In a few minutes the child was tripping downstairs, smart and cosy in her red coat, hat, and muff, with all the importance of her nine years.

"Go the shortest way—you know; keep to the path across the moor," continued her mother, "or you might fall over bits of rock under the snow."

"Do you know, Mother, I always wonder, when there's snow, where all the grass is and what's underneath? All killed by the freeze?"

"Oh no. The snow keeps everything nice and warm," replied her mother with a kiss.

Davis, the portly butler, advanced and opened the front door.

"Being above the snow doesn't keep me nice and warm, Mother," called back Rosella as she ran laughing down the steps into the icy north wind, which blew her dark hair out to its full length and heightened the warm colour in her cheeks.

"Make haste, and you'll be there in half-an-hour." Mrs. Silverton returned to her boudoir, and standing at the bow-window followed with loving eyes the graceful little red figure, until at a bend in the road it turned, gaily waved a farewell, and was lost to sight.

When Rosella reached the moor the high wind was against her, blowing her frock between her knees and making her eyes water. "This way will be very difficult and unpleasant," she thought to herself. "I'd far rather go round by the hill, and then, too, I could see if Grandfather has got the Snow Castle on the top finished and ready for to-morrow—I forgot about that when Mother said to go across the moor. I should so like to see it—I wonder if I might!"

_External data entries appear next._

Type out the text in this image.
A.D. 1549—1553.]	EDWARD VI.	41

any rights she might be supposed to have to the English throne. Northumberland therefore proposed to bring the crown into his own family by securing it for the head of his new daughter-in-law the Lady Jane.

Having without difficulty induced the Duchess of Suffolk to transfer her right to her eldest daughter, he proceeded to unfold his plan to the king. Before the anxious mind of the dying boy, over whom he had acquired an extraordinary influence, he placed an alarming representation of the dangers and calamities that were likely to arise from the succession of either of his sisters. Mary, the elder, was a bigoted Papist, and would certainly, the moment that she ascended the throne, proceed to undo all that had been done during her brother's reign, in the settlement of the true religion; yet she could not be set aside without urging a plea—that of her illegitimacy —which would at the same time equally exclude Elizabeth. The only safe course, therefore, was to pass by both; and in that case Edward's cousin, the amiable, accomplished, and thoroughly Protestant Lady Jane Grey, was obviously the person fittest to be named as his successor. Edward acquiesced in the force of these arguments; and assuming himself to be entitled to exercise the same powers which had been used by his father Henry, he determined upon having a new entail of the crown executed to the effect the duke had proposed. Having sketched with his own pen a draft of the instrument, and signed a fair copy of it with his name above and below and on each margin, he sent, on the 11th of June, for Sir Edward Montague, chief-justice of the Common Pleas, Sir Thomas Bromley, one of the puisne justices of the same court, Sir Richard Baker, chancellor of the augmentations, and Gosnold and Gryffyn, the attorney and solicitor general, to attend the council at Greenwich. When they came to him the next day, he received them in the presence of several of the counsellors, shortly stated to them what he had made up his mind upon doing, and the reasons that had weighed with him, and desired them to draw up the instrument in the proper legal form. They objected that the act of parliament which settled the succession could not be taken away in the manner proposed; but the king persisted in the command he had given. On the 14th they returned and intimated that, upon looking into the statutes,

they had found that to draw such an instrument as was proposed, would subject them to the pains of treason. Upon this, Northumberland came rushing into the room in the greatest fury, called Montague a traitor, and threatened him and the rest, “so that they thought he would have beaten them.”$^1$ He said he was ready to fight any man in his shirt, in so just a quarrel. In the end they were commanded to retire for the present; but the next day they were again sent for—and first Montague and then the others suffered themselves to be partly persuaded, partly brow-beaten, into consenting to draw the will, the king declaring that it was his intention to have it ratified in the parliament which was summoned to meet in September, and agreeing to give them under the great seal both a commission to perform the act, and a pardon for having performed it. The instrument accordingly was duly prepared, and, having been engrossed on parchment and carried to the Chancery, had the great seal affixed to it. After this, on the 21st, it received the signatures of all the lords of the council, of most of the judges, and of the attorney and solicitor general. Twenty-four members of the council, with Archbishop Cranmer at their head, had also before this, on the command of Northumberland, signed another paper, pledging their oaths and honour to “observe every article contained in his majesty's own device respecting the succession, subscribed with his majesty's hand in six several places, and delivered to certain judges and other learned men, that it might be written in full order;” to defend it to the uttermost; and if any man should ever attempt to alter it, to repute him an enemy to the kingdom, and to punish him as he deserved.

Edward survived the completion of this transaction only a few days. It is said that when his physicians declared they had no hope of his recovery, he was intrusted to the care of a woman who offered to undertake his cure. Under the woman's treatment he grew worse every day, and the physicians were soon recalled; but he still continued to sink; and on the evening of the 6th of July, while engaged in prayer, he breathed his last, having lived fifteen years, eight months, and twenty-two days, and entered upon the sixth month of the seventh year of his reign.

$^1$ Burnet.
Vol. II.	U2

She stood irresolute for a moment, then left the straight path and started running, in order to save time, in the other direction: thus making for the hill which she intended to climb.

The sun became obscured, and what was worse, down from the leaden yellow sky tiny snowflakes began to flutter as though in play, rapidly increasing in size and volume until, as if by magic, Rosella found herself enveloped in a blinding snowstorm that obscured the landscape, and decided her to return home. But returning home was not so easy as turning herself round, and she soon had the growing conviction that no matter which way she turned she was lost, utterly lost: for all that she could see was that she no longer seemed to be dressed in red, but was thickly coated in white.